Phèdre resta quelques minutes sur place, le regard absent. Ce sont les crissements du gravier qui la réveillèrent, et elle s'aperçut que James s'approchait d'elle, tirant son cheval à sa suite.

- Vous allez bien ? s'inquiéta aussitôt son valet.

Il n'avait pu s'empêcher de remarquer le teint maladif de sa protégée, et les tremblements qu'elle essayait vainement de cacher. James prit ses mains et les porta à ses lèvres. Il les embrassa avec douceur et susurra :

- Voulez-vous en parler ?
- Nous devons aller à Bodwin demain. Ross n'est pas le seul en danger de mort.

James ne posa pas plus de questions, et il passa un bras protecteur autour de l'épaule de la jeune femme, conduisant son cheval aux écuries avec son autre main. Lorsqu'ils furent à l'abri des regards, Phèdre se blottit contre le torse de son valet, secouée de spasmes. James attendit patiemment que sa crise se termine, et lorsque Phèdre se sépara de lui, il murmura :

- Puis-je savoir ce qui vous tracasse ?
- Francis... Je pense que Francis est désespéré, annonça-t-elle d'une voix grave. Et nous savons tous deux que les gens désespérés ne connaissent aucune limite.
- Que comptez-vous faire ?
- Je l'ignore encore, gémit Phèdre en resserrant ses bras autour d'elle. Mais je trouverai bien quelque chose.
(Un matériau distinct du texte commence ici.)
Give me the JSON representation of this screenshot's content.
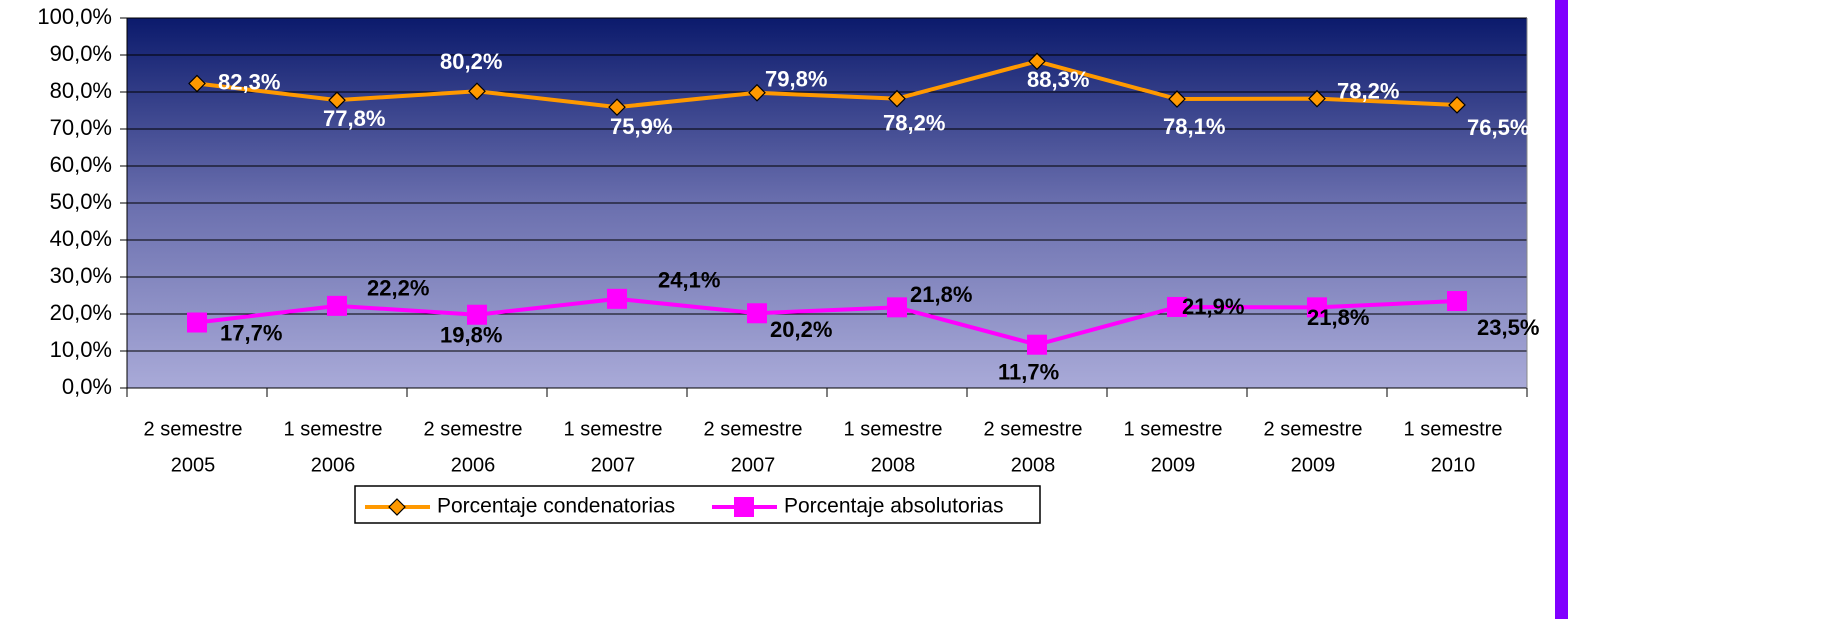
{
  "chart_data": {
    "type": "line",
    "categories": [
      [
        "2 semestre",
        "2005"
      ],
      [
        "1 semestre",
        "2006"
      ],
      [
        "2 semestre",
        "2006"
      ],
      [
        "1 semestre",
        "2007"
      ],
      [
        "2 semestre",
        "2007"
      ],
      [
        "1 semestre",
        "2008"
      ],
      [
        "2 semestre",
        "2008"
      ],
      [
        "1 semestre",
        "2009"
      ],
      [
        "2 semestre",
        "2009"
      ],
      [
        "1 semestre",
        "2010"
      ]
    ],
    "series": [
      {
        "name": "Porcentaje condenatorias",
        "color": "#ff9900",
        "marker": "diamond",
        "label_color": "#ffffff",
        "values": [
          82.3,
          77.8,
          80.2,
          75.9,
          79.8,
          78.2,
          88.3,
          78.1,
          78.2,
          76.5
        ],
        "value_labels": [
          "82,3%",
          "77,8%",
          "80,2%",
          "75,9%",
          "79,8%",
          "78,2%",
          "88,3%",
          "78,1%",
          "78,2%",
          "76,5%"
        ]
      },
      {
        "name": "Porcentaje absolutorias",
        "color": "#ff00ff",
        "marker": "square",
        "label_color": "#000000",
        "values": [
          17.7,
          22.2,
          19.8,
          24.1,
          20.2,
          21.8,
          11.7,
          21.9,
          21.8,
          23.5
        ],
        "value_labels": [
          "17,7%",
          "22,2%",
          "19,8%",
          "24,1%",
          "20,2%",
          "21,8%",
          "11,7%",
          "21,9%",
          "21,8%",
          "23,5%"
        ]
      }
    ],
    "ylim": [
      0,
      100
    ],
    "yticks": [
      {
        "value": 0,
        "label": "0,0%"
      },
      {
        "value": 10,
        "label": "10,0%"
      },
      {
        "value": 20,
        "label": "20,0%"
      },
      {
        "value": 30,
        "label": "30,0%"
      },
      {
        "value": 40,
        "label": "40,0%"
      },
      {
        "value": 50,
        "label": "50,0%"
      },
      {
        "value": 60,
        "label": "60,0%"
      },
      {
        "value": 70,
        "label": "70,0%"
      },
      {
        "value": 80,
        "label": "80,0%"
      },
      {
        "value": 90,
        "label": "90,0%"
      },
      {
        "value": 100,
        "label": "100,0%"
      }
    ],
    "grid": true,
    "legend": "bottom"
  }
}
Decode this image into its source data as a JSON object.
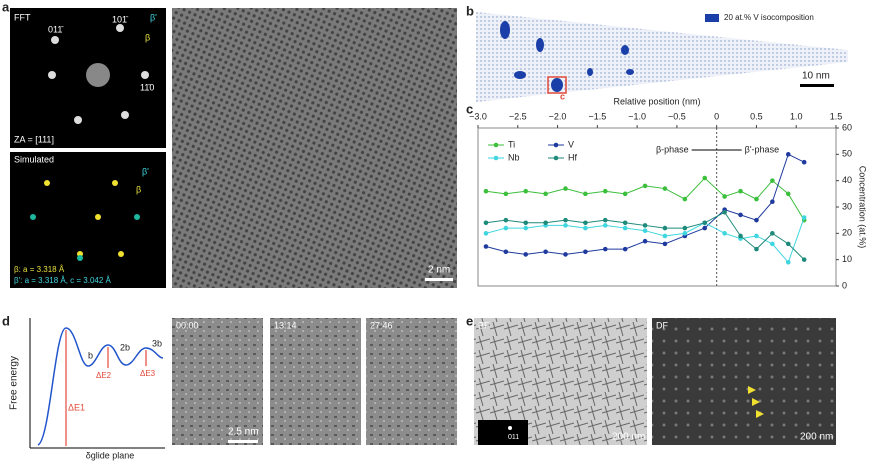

James caressa la joue de Phèdre et lui murmura :

- Phèdre, vous avez besoin de repos. Demain, nous en reparlerons.
- Mais je dois me préparer pour le dîner...
- Je vous trouverai une excuse, sourit l'homme. Vous allez avoir besoin de toutes vos forces pour empêcher d'autres malheurs de tomber sur vos cousins.

Phèdre hocha doucement la tête, et fila hors de l'écurie. James la regarda partir et il soupira de soulagement. Il sortit une mince feuille pliée de sa poche, la relut attentivement, et secoua la tête.

- J'espère que Phèdre apprécie son séjour et trouve du temps pour se reposer. Ma chère Evangeline, souffla-t-il en remettant sa lettre dans sa poche, tout serait beaucoup plus simple si vous étiez là.